Although illustration is omitted, the tire sound N1 caused by the vibration of the tread portion 11 is also further reduced in the protrusion 44 by attenuation in the hollow portion 45 in addition to sound absorption in the solid portion 46. The tire sound N1 is then transmitted to the tire inner cavity 3.
Therefore, by combining the sound absorption by the solid portion 46 and the attenuation by the hollow portion 45, the cavity resonance N2 is more effectively reduced.
A hole diameter D2 of the hollow portion 45 is set equal to a thickness T3 of the porous part from the surface of the protrusion 44 to the hollow portion 45. This allows the cavity resonance N2 to be further effectively reduced by combining the sound absorption in the solid portion 46 and the attenuation in the hollow portion 45 in well balance.
Note that the present invention is not limited to the configurations described in the above embodiment, and various modifications are possible.

Claims

What is claimed is:

1. A pneumatic tire comprising:

a tread portion; and

a sound suppressor extending in a tire circumferential direction over an entire circumference of a tire inner peripheral surface of the tread portion,

wherein the sound suppressor includes:

a porous part attached to the tire inner peripheral surface of the tread portion; and

a thin film part laminated inside in a tire radial direction of the porous part and facing a tire inner cavity, and

the thin film part is a non-porous material, and formed with a plurality of through holes.
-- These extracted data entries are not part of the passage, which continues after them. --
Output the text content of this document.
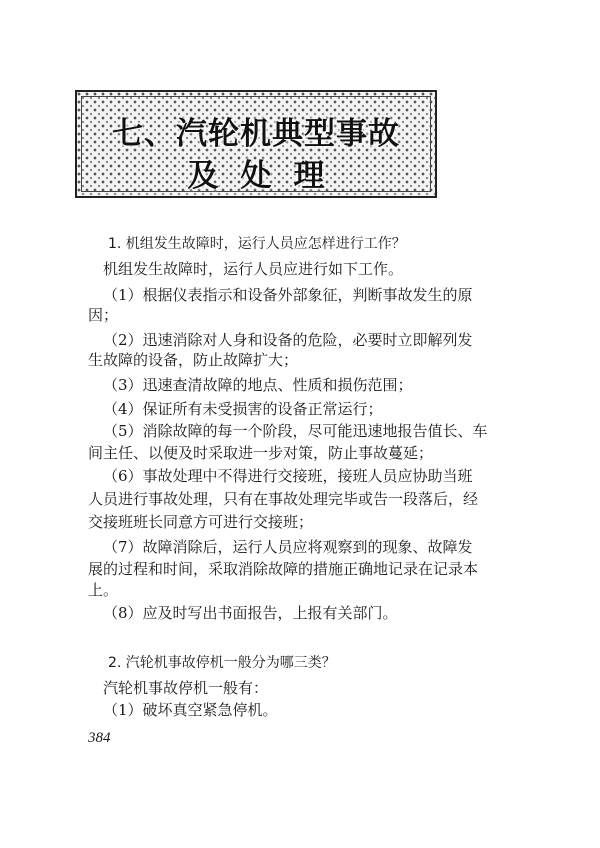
七、汽轮机典型事故
及处理
1. 机组发生故障时，运行人员应怎样进行工作？
机组发生故障时，运行人员应进行如下工作。
（1）根据仪表指示和设备外部象征，判断事故发生的原
因；
（2）迅速消除对人身和设备的危险，必要时立即解列发
生故障的设备，防止故障扩大；
（3）迅速查清故障的地点、性质和损伤范围；
（4）保证所有未受损害的设备正常运行；
（5）消除故障的每一个阶段，尽可能迅速地报告值长、车
间主任、以便及时采取进一步对策，防止事故蔓延；
（6）事故处理中不得进行交接班，接班人员应协助当班
人员进行事故处理，只有在事故处理完毕或告一段落后，经
交接班班长同意方可进行交接班；
（7）故障消除后，运行人员应将观察到的现象、故障发
展的过程和时间，采取消除故障的措施正确地记录在记录本
上。
（8）应及时写出书面报告，上报有关部门。
2. 汽轮机事故停机一般分为哪三类？
汽轮机事故停机一般有：
（1）破坏真空紧急停机。
384
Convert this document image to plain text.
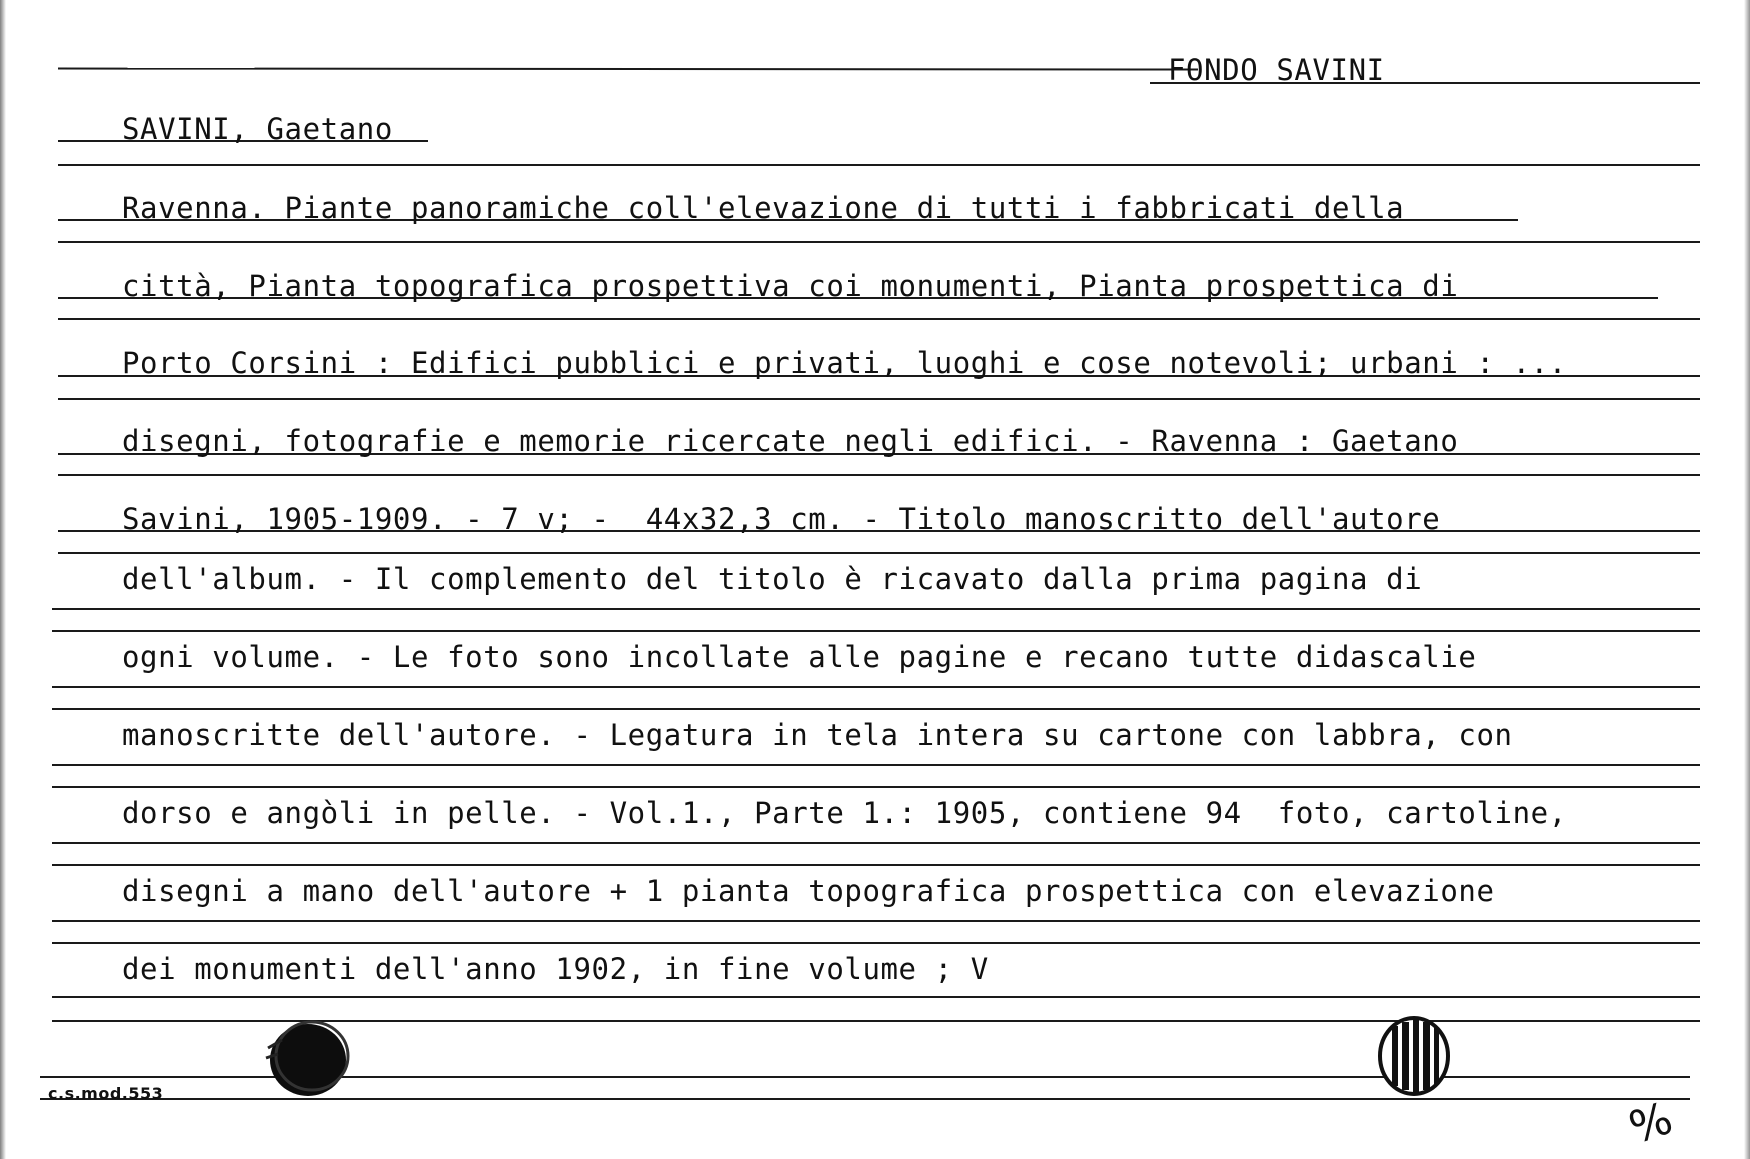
FONDO SAVINI
SAVINI, Gaetano
Ravenna. Piante panoramiche coll'elevazione di tutti i fabbricati della
città, Pianta topografica prospettiva coi monumenti, Pianta prospettica di
Porto Corsini : Edifici pubblici e privati, luoghi e cose notevoli; urbani : ...
disegni, fotografie e memorie ricercate negli edifici. - Ravenna : Gaetano
Savini, 1905-1909. - 7 v; -  44x32,3 cm. - Titolo manoscritto dell'autore
dell'album. - Il complemento del titolo è ricavato dalla prima pagina di
ogni volume. - Le foto sono incollate alle pagine e recano tutte didascalie
manoscritte dell'autore. - Legatura in tela intera su cartone con labbra, con
dorso e angòli in pelle. - Vol.1., Parte 1.: 1905, contiene 94  foto, cartoline,
disegni a mano dell'autore + 1 pianta topografica prospettica con elevazione
dei monumenti dell'anno 1902, in fine volume ; V
c.s.mod.553	%
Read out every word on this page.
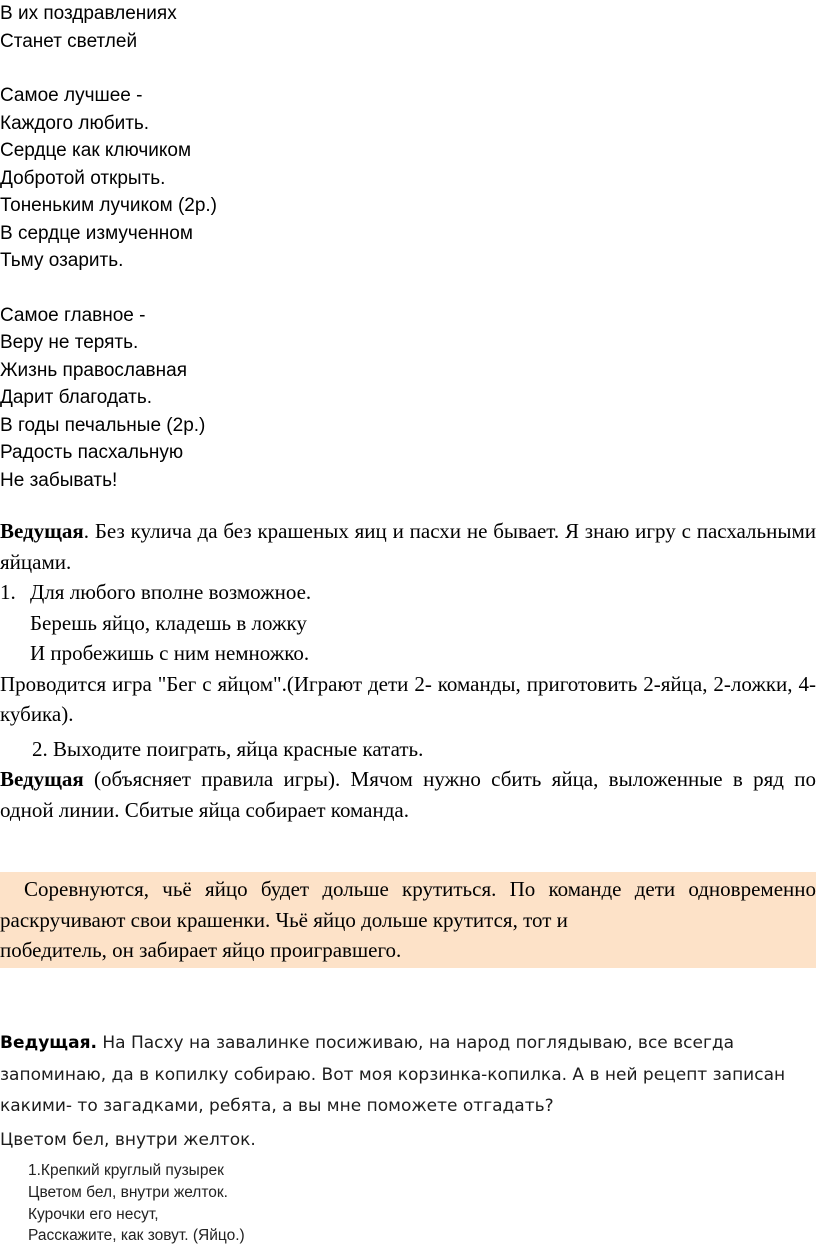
В их поздравлениях
Станет светлей
Самое лучшее -
Каждого любить.
Сердце как ключиком
Добротой открыть.
Тоненьким лучиком (2р.)
В сердце измученном
Тьму озарить.
Самое главное -
Веру не терять.
Жизнь православная
Дарит благодать.
В годы печальные (2р.)
Радость пасхальную
Не забывать!

Ведущая. Без кулича да без крашеных яиц и пасхи не бывает. Я знаю игру с пасхальными яйцами.

1. Для любого вполне возможное.
Берешь яйцо, кладешь в ложку
И пробежишь с ним немножко.

Проводится игра "Бег с яйцом".(Играют дети 2- команды, приготовить 2-яйца, 2-ложки, 4- кубика).

2. Выходите поиграть, яйца красные катать.

Ведущая (объясняет правила игры). Мячом нужно сбить яйца, выложенные в ряд по одной линии. Сбитые яйца собирает команда.

Соревнуются, чьё яйцо будет дольше крутиться. По команде дети одновременно раскручивают свои крашенки. Чьё яйцо дольше крутится, тот и
победитель, он забирает яйцо проигравшего.

Ведущая. На Пасху на завалинке посиживаю, на народ поглядываю, все всегда запоминаю, да в копилку собираю. Вот моя корзинка-копилка. А в ней рецепт записан какими- то загадками, ребята, а вы мне поможете отгадать?

Цветом бел, внутри желток.

1.Крепкий круглый пузырек
Цветом бел, внутри желток.
Курочки его несут,
Расскажите, как зовут. (Яйцо.)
2. The pneumatic tire according to claim 1, wherein

the thin film part is formed of a thermoplastic polymer, a thermoplastic resin, a thermoplastic elastomer, or a rubber.

3. The pneumatic tire according to claim 1, wherein

in the sound suppressor, a natural frequency of the thin film part is between 200 Hz and 250 Hz inclusive in a state where the thin film part being laminated on the porous part.

4. The pneumatic tire according to claim 1, wherein

a thickness of the thin film part is between 0.1 mm and 2.0 mm inclusive.

5. The pneumatic tire according to claim 1, wherein

a thickness of the thin film part is between 2% and 10% inclusive of a thickness of the porous part.

6. The pneumatic tire according to claim 1, wherein

a hole diameter of each of the through holes is between 1 mm and 10 mm inclusive.

7. The pneumatic tire according to claim 1, wherein

an interval between the plurality of through holes is between 5 mm and 50 mm inclusive.

8. The pneumatic tire according to claim 1, wherein

the porous part includes a plurality of protrusions protruding inside in the tire radial direction and extending in a tire width direction, the protrusions being formed at intervals in the tire circumferential direction.